Als Moderator sind Sie in Sonneberg schon eine ganze Weile dabei ...

Hametner: – im Programmheft steht bereits zum achten Mal. Das hätte ich selbst nicht vermutet –

...Sie kennen die Jazztage jedenfalls mittlerweile gut.

Hametner: Ich habe Peter Wicklein, den Initiator, kennen gelernt, als wir mit MDR Figaro eine Sendung aus Sonneberg gemacht haben. Wir haben damals viele Städte-Porträts gemacht. Im Vorgespräch stieß ich auf Peter, und er hat angeboten, Livemusik in die Sendung mit aufzunehmen – was wir sonst gar nicht machen. Und zwar mit den Sonneberger Jazzoptimisten. Das haben die so vorzüglich gemacht, dass ich ganz glücklich war. Die offensichtlich auch. Jedenfalls hat er mich dann angesprochen, ob ich die große Jazznacht moderieren kann. Seitdem ist das schon eine Tradition geworden.

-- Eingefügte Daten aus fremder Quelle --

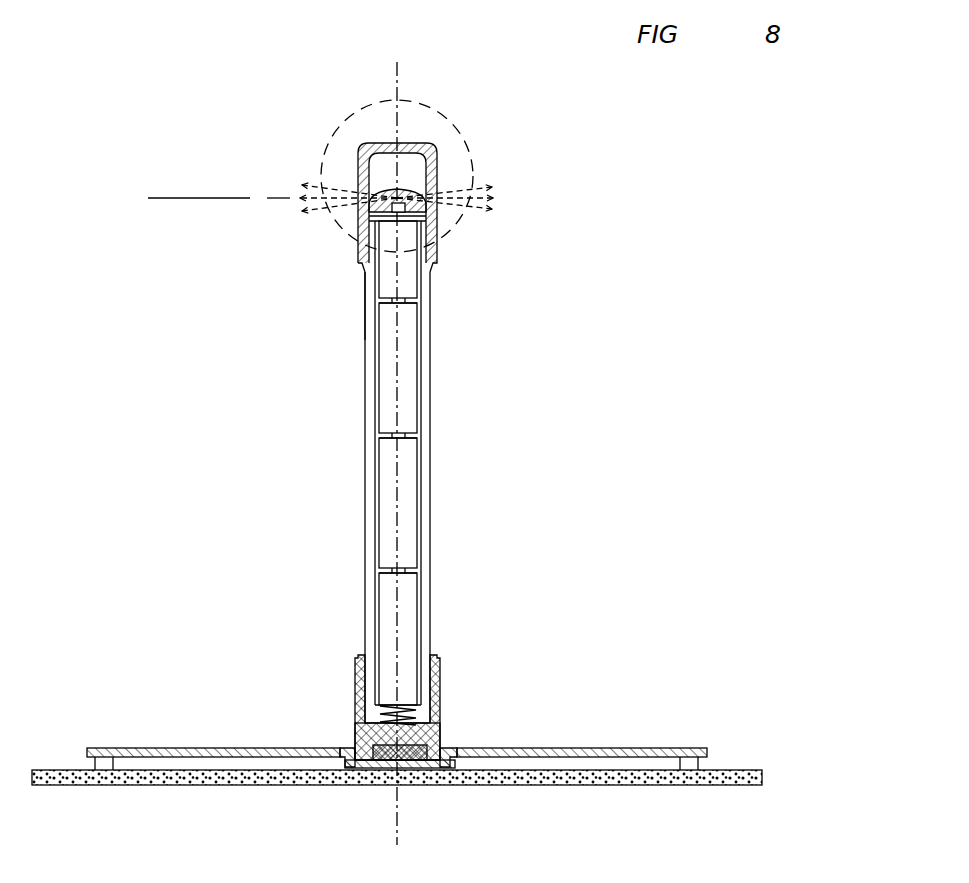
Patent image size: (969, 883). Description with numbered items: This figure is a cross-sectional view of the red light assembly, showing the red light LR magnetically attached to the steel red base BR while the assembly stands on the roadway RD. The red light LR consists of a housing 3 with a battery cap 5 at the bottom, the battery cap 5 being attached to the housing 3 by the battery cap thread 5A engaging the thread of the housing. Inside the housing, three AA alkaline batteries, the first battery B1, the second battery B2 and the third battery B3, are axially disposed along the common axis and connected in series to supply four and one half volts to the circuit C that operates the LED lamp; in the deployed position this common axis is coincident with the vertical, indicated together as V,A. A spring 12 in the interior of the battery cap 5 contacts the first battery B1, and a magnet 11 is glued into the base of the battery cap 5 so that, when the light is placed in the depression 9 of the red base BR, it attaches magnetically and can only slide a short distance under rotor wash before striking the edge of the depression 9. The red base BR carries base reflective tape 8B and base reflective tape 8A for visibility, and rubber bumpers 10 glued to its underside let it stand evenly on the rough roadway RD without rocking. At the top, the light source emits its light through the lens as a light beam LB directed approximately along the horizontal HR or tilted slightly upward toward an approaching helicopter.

Ist denn Sonneberg ein Jazz-Pflaster?

Hametner: Was ich vorher nicht gewusst habe. Wenn ich jetzt hinfahre, nutze ich die Gelegenheit und sehe mir andere Konzerte zum Beispiel am Samstagvormittag an. Ob das im Auto-Zentrum ist oder wo auch immer. Und sehe, dass da wirklich Jazzkenner und Jazzenthusiasten sitzen und hellauf begeistert sind. Bei der Jazznacht ist das Gesellschaftshaus besucht bis zum letzten Platz. Um Mitternacht, wenn wir mit dem Programm zu Ende sind, geht der Ball los. Ich habe einmal gesagt, „Peter, das muss eher sein, die laufen uns sonst weg.“ Da läuft keiner weg. Da bin ich eher schachmatt nach den vier Stunden Programmmoderation.

Kann man denn bei den Musikern in Sonneberg die wilden Wurzeln des Jazz noch spüren?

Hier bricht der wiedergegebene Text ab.